Sugeng juga membagikan tips bermedsos yang beradab, yaitu menggunakan nama asli. Kemudian membatasi informasi pribadi yang ada dan tidak sembarangan menerima undangan pertemanan. Selain itu juga tidak mudah percaya dengan teman, cek kebenaran informasi pemilik akun, tidak berkata kasar, tidak memposting foto pribadi, hingga menghindari ‘nyampah’ di timeline
Ia juga menilai, pemahaman akan Undang-undang Informasi dan Transaksi Elektronik (ITE) tak kalah krusial dalam menciptakan warga digital yang beradab. Sebab, interaksi di media sosial tidak lepas dari Undang-undang ITE. Orang Indonesia banyak yang belum memahami hal itu sehingga mudah terjerat hukum. "Jadi, melek hukum digital juga sangat penting,” kata dosen Ilmu Komunikasi tersebut.

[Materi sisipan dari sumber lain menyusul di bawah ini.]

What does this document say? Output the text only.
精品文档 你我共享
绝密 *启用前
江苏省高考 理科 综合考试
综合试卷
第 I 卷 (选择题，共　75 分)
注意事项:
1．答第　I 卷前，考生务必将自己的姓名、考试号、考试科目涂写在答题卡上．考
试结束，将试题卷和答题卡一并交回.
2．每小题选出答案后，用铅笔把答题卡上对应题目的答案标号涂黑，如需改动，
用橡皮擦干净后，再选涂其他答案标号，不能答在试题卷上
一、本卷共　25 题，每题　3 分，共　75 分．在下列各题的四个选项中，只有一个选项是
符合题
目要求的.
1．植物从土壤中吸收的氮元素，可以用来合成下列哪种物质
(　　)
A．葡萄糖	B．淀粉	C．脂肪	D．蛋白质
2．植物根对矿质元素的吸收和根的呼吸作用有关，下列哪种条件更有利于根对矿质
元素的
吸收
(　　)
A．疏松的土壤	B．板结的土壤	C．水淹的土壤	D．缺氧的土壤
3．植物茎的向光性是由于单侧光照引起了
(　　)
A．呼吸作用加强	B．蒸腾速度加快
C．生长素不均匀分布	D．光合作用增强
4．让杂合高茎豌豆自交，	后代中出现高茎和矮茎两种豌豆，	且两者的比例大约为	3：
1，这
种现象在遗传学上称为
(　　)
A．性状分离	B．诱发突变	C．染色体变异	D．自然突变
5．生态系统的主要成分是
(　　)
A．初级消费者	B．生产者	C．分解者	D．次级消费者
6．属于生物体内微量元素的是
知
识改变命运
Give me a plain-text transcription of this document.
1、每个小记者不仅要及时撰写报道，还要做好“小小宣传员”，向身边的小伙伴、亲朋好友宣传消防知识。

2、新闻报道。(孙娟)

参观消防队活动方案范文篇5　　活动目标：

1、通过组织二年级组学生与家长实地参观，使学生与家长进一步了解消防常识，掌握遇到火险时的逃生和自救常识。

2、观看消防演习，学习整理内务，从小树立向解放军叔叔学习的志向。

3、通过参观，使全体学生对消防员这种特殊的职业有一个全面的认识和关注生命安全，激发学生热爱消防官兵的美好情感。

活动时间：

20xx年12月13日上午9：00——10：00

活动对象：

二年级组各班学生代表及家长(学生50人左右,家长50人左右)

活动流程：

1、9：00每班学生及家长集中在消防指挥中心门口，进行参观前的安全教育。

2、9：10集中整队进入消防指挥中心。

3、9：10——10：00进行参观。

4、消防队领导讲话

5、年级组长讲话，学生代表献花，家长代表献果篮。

Sementara itu, dosen PPKn UMM, Nurul Zuriah memaparkan, konsep kewarganegaraan digital tidak bisa dipisahkan dari konsep pelajar Pancasila. Pelajar Pancasila adalah perwujudan pelajar Indonesia yang memiliki kompetensi global dan berperilaku sesuai dengan nilai-nilai Pancasila. Ketika profil pelajar pancasila ini sudah tertanam, maka secara otomatis mereka akan menjadi a good digital citizenship.
Pada praktiknya, pengguna media sosial diharapkan selalu memegang etika bermedia sosial yang baik dan benar dengan selalu memperhatikan konsep THINK. Artinya, sebelum berkomunikasi di dunia digital, pengguna harus mempertanyakan tentang True, Hurtful, Illegal, Necessary, dan Kind. Ada berbagai tantangan dalam penguatan profil pelajar Pancasila di era digital citizenship yang harus dicermati.
“Belum lagi permasalahan keamanan data, etika berkomunikasi, kenyamanan, ancaman atau bulliying, hoax-hate speech, serta jaminan dan kepastian hukum. Itu adalah hal-hal yang harus kita pecahkan bersama,” kata dia menambahkan.